Boeing is certainly an epitome of American aeronautical engineering, but how could you forget the MiGs? Excellently built jets, designed to by flown by peasants from rough fields. Triumphs of Russian engineering. I would love to be able to fly a MiG-15 or 21, just once. Very cool planes.
Have to chime in with praise for the good old ‘Skypig’, the A6E. Not flying anymore, (except in it’s EA6B configuration) but what an attack platform. All weather, all terrain, all on target!
Would this be the wrong place for me to come in and brag that I had dinner Saturday night under the wing of the Spruce Goose at The Evergreen Aviation Museum? I know it’s not a jet but how else was I gonna work it into the conversation?
They have some other great old planes there too, including a P-38L, an P-51D, a Spitfire Mk XVI, and a Messerschmitt BF109G-10. But they also have a few jets, including a Mig-15.
Oh yeah, my favorite jet, the A-4 Skyhawk. I worked on those little pups in the Navy. Simple, rugged little workhorses. Unca Sam flew them from '59 til…umm… '79 or '80, and they’re still flying for other people around the world today. Oh, and when they first came out, they cost less than a million dollars apiece!

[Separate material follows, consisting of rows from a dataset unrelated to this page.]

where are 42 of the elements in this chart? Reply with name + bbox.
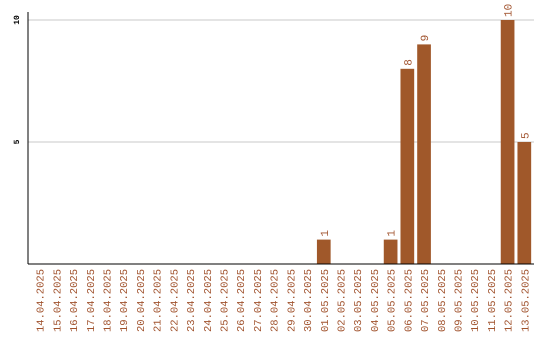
x-tick-label: 01.05.2025 bbox=[320, 269, 332, 332]
x-tick-label: 12.05.2025 bbox=[504, 269, 516, 332]
bar bbox=[500, 20, 514, 264]
x-tick-label: 26.04.2025 bbox=[236, 269, 248, 332]
x-tick-label: 03.05.2025 bbox=[353, 269, 366, 332]
x-tick-label: 23.04.2025 bbox=[186, 269, 198, 332]
bar bbox=[417, 44, 431, 264]
x-tick-label: 20.04.2025 bbox=[136, 269, 148, 332]
x-tick-label: 06.05.2025 bbox=[403, 269, 416, 332]
data-label: 9 bbox=[420, 34, 432, 42]
x-tick-label: 15.04.2025 bbox=[52, 269, 64, 332]
x-tick-label: 16.04.2025 bbox=[69, 269, 82, 332]
x-tick-label: 09.05.2025 bbox=[453, 269, 466, 332]
x-tick-label: 29.04.2025 bbox=[286, 269, 298, 332]
bar bbox=[316, 240, 331, 264]
bar bbox=[400, 68, 414, 264]
data-label: 8 bbox=[403, 59, 416, 66]
x-tick-label: 28.04.2025 bbox=[270, 269, 282, 332]
data-label: 5 bbox=[520, 132, 532, 139]
x-tick-label: 19.04.2025 bbox=[119, 269, 132, 332]
data-label: 1 bbox=[386, 230, 399, 237]
x-tick-label: 08.05.2025 bbox=[436, 269, 449, 332]
x-tick-label: 17.04.2025 bbox=[86, 269, 98, 332]
data-label: 10 bbox=[504, 4, 516, 17]
x-tick-label: 05.05.2025 bbox=[386, 269, 399, 332]
x-tick-label: 10.05.2025 bbox=[470, 269, 482, 332]
bar bbox=[517, 142, 532, 264]
x-tick-label: 02.05.2025 bbox=[336, 269, 348, 332]
x-tick-label: 11.05.2025 bbox=[486, 269, 499, 332]
x-tick-label: 24.04.2025 bbox=[202, 269, 215, 332]
x-tick-label: 25.04.2025 bbox=[220, 269, 232, 332]
x-tick-label: 21.04.2025 bbox=[152, 269, 165, 332]
data-label: 1 bbox=[320, 230, 332, 237]
x-tick-label: 30.04.2025 bbox=[303, 269, 316, 332]
x-tick-label: 27.04.2025 bbox=[252, 269, 265, 332]
x-tick-label: 14.04.2025 bbox=[36, 269, 48, 332]
x-tick-label: 18.04.2025 bbox=[102, 269, 115, 332]
x-tick-label: 13.05.2025 bbox=[520, 269, 532, 332]
x-tick-label: 07.05.2025 bbox=[420, 269, 432, 332]
x-tick-label: 22.04.2025 bbox=[169, 269, 182, 332]
bar bbox=[384, 240, 398, 264]
x-tick-label: 04.05.2025 bbox=[370, 269, 382, 332]
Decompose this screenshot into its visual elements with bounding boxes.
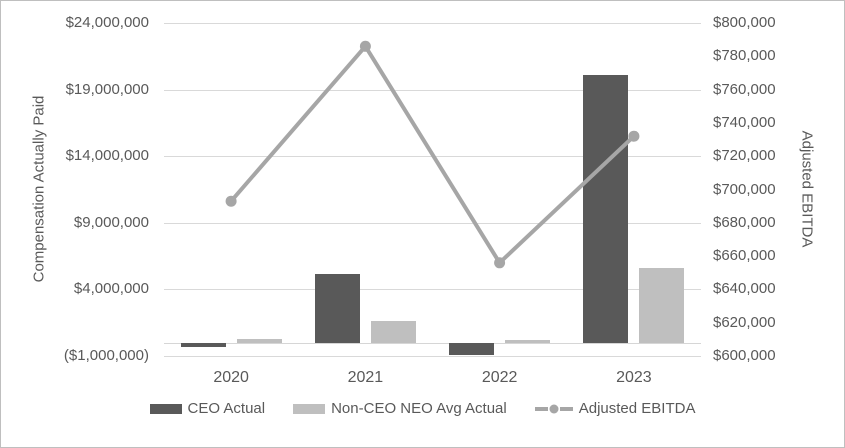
right-axis-tick-label: $720,000 (713, 147, 776, 165)
right-axis-tick-label: $700,000 (713, 180, 776, 198)
right-axis-title: Adjusted EBITDA (798, 130, 816, 248)
x-axis-label-2023: 2023 (616, 369, 652, 386)
left-axis-tick-label: $9,000,000 (73, 213, 149, 231)
light-bar-swatch-icon (293, 403, 326, 414)
right-axis-tick-label: $680,000 (713, 213, 776, 231)
legend-label: Non-CEO NEO Avg Actual (331, 400, 507, 417)
gridline (164, 289, 701, 290)
left-axis-tick-label: ($1,000,000) (63, 347, 149, 364)
bar-ceo-2023 (583, 74, 629, 343)
bar-ceo-2021 (314, 274, 360, 343)
line-marker-icon (534, 404, 573, 413)
right-axis-tick-label: $620,000 (713, 313, 776, 331)
x-axis-label-2020: 2020 (213, 369, 249, 386)
x-axis-label-2021: 2021 (347, 369, 384, 386)
right-axis-tick-label: $780,000 (713, 47, 776, 65)
right-axis-tick-label: $760,000 (713, 80, 776, 98)
bar-ceo-2020 (180, 342, 226, 348)
bar-nonceo-2021 (370, 320, 416, 343)
bar-nonceo-2020 (236, 339, 282, 343)
bar-nonceo-2023 (639, 268, 685, 343)
right-axis-tick-label: $640,000 (713, 280, 776, 298)
right-axis-tick-label: $660,000 (713, 247, 776, 265)
left-axis-tick-label: $24,000,000 (65, 14, 149, 31)
legend-label: Adjusted EBITDA (578, 400, 696, 417)
bar-nonceo-2022 (505, 340, 551, 343)
left-axis-tick-label: $14,000,000 (65, 147, 149, 165)
legend: CEO Actual Non-CEO NEO Avg Actual Adjust… (1, 400, 844, 417)
gridline (164, 23, 701, 24)
line-point-2021 (359, 40, 371, 52)
left-axis-title: Compensation Actually Paid (30, 95, 48, 283)
line-point-2023 (628, 130, 640, 142)
legend-item-adjusted-ebitda: Adjusted EBITDA (534, 400, 696, 417)
dark-bar-swatch-icon (149, 403, 182, 414)
category-axis-line (164, 343, 701, 344)
line-point-2022 (494, 257, 506, 269)
right-axis-tick-label: $740,000 (713, 113, 776, 131)
left-axis-tick-label: $4,000,000 (73, 280, 149, 298)
right-axis-tick-label: $800,000 (713, 14, 776, 31)
left-axis-tick-label: $19,000,000 (65, 80, 149, 98)
x-axis-label-2022: 2022 (481, 369, 518, 386)
legend-item-ceo-actual: CEO Actual (149, 400, 266, 417)
legend-item-non-ceo-neo-avg-actual: Non-CEO NEO Avg Actual (293, 400, 507, 417)
legend-label: CEO Actual (187, 400, 266, 417)
gridline (164, 356, 701, 357)
bar-ceo-2022 (449, 342, 495, 356)
line-point-2020 (225, 195, 237, 207)
right-axis-tick-label: $600,000 (713, 347, 776, 364)
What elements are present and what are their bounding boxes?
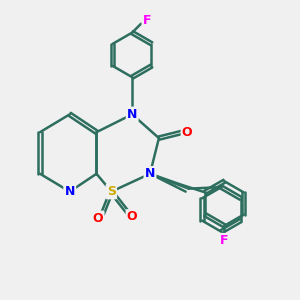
Text: F: F [143,14,151,27]
Text: O: O [93,212,103,225]
Text: N: N [145,167,155,180]
Text: O: O [182,126,193,139]
Text: N: N [64,185,75,198]
Text: N: N [127,108,137,121]
Text: O: O [127,210,137,224]
Text: S: S [107,185,116,198]
Text: F: F [220,234,229,247]
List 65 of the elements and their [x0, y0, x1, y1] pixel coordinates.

When did you fly to Cape Town? About 5 years ago I flew from Hong Kong to Chicago, and United Airlines was pretty proud of it being the world’s longest nonstop commercial flight at the time. According to How Far Is It, Atlanta-Cape Town beats Hong Kong-Chicago by about 300 miles. As it happened, our flight was about 2/3 business class, which no doubt saved quite a bit of weight.